Giles off to McMaster

Former CFL president Jeff Giles will be picking up [Larry Moko, The Hamilton Spectator] the reins of McMaster's athletic program after Therese Quigley leaves this summer to take the helm at Western. Giles is an interesting figure and his years in a variety of roles with the CFL were full of highs and lows; his team was able to reignite a passion for the game in a younger audience and get the league on a sound financial footing, but they also were involved in the muddled U.S. expansion era and ran into some severe boardroom clashes. Some are quite high on his involvement, though: as David Grossman of the Toronto Star wrote, Giles "was once credited with saving the Canadian Football league, the oldest professional football league in North America, from near collapse." By the way, Giles' book Bigger Balls: The CFL and Overcoming the Canadian Inferiority Complex is a terrific read for anyone interested in an insider's perspective on the CFL of the 1990s.

Giles has a strong background in a variety of sports-related areas, which should help him do well at McMaster. He's a former Queen's track and field athlete and graduated with a B.A. and a B.P.H.E., so he knows the university sports and recreation world. He's got a solid grasp on the business and marketing side of the game from his time with the CFL and the years he spent as the president of the Toronto Argonauts. He's a chartered accountant, so he should know the numbers game quite well, and he has strong potential fundraising connections with key Mac alumni like David Braley (owner of the B.C. Lions) and Ron Foxcroft. He's worked as a corporate turnaround and restructuring specialist, which should give him some valuable insight into what parts of Mac's programs are effective, which need more help and which should be pruned. He's also well-connected in the business community from his recent role as president and co-founder of MedProDirect and his time as an author/motivational speaker, and his CFL connections could prove very useful in marketing Mac football. He told the Spectator he's always been a big Tiger-Cats fan; could some cross-promotion be in the works?

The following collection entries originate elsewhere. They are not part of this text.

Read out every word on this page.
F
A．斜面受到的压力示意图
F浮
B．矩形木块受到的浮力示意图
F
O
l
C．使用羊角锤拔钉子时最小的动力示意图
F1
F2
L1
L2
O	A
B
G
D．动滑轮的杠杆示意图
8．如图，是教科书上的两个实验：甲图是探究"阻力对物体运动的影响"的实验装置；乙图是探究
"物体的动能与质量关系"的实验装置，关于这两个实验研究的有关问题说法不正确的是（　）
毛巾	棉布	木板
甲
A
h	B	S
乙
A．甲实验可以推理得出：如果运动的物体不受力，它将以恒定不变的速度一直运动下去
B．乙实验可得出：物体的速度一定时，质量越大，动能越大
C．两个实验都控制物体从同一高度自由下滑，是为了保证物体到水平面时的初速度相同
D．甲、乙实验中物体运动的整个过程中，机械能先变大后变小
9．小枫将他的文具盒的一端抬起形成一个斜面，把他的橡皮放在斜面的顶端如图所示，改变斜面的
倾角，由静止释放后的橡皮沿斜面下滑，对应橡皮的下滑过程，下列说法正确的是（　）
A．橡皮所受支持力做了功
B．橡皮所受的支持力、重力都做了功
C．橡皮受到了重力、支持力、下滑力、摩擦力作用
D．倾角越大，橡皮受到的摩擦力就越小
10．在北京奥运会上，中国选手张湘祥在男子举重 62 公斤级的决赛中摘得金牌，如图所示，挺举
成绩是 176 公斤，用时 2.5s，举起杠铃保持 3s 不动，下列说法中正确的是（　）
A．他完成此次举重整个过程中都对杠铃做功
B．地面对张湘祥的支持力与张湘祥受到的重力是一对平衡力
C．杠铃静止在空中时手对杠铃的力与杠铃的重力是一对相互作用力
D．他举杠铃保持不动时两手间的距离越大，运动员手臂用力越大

Giles is entering an interesting situation, though. In her past 24 years with the program (18 as director), Quigley did an excellent job of turning Mac into an athletics powerhouse in several sports (you can find a partial championship list here) and building several state-of-the-art facilities; I've seen the indoor ones first-hand on a couple of road trips and have been very impressed. Quigley will not be an easy act to follow. To make matters worse, some of the Marauders' most significant recent success has come in lower-profile sports such as volleyball. They've acheived a lot of success in selling students and the community on these sports, but wider-scale attention usually only comes in football and men's basketball. McMaster is decent in the big-ticket sports, but they haven't been dominant lately. However, he does have a nice $10.5 million athletics and recreation budget to work with (by comparison, Queen's had a budget of around $6.5 million this year), several strong coaches, great facilities and a passionate and engaged community of alumni.

It will be revealing to watch and see what Giles does with McMaster. In the above Spectator article, two of his top priorities are listed as "To expand the opportunities for intramural, club or inter-university athletes to participate in sport." and "To strengthen athletic programs by providing financial and coaching resources." As anyone who's been following the wake of athletic reviews [myself, Queen's Journal] around the OUA knows, those goals of increased participation and sustained excellence in competition are often diametrically opposed; the first requires cutting more slices into the financial pie, while the second usually involves investing larger amounts of resources into a few sports (often the higher-profile ones) and letting the other ones fall by the wayside. Which goal Giles gives precedence to will largely determine the course of McMaster's athletics programs over the next several years.

However, perhaps the most interesting aspect of Giles' tenure to follow will be what he does on the external front. The other two priorities he enumerates in that article are "To elevate the profile of university sport in Canada and avoid losing CIS teams to United States NCAA leagues" and "To continue to integrate McMaster into the community for events such as the Pan Am Games." Those are bold goals for a new athletic director, but they sound much more realistic when you consider the scope of his responsibilities with the CFL. The portrait of Giles that emerged from Bigger Balls was of a brash, confident, unconventional young marketing guru, willing to think outside the box and try a vast array of initiatives in the hopes that one of them would work. Giles annoyed the traditionalists (perhaps never more so than with the "Bigger Balls" campaign itself), but he brought fresh thinking to the game and sold a new generation on it. It will be well worth watching to see if he's able to bring that excitement and avant-garde thinking to the CIS.

There are a lot of similarities between the CFL at the start of Giles' tenure and the CIS today. Both leagues were facing significant threats; financial instability in the case of the CFL, defecting schools and financial issues in the case of the CIS. Both leagues were relatively minor presences on a national scale, with their products undermarketed, underwatched and underattended. Giles made significant improvements to those areas during his time with the CFL; it remains to be seen what he'll be able to do in the CIS.

(By the way, Giles is not the first guy to make the CFL head office to CIS athletic director transition. Michael Lysko went from CFL commissioner to director of athletics at Western, where he made some pretty impressive strides [Sports Business Journal] in three years before leaving to become a vice-president of marketing partnerships at Intersport.)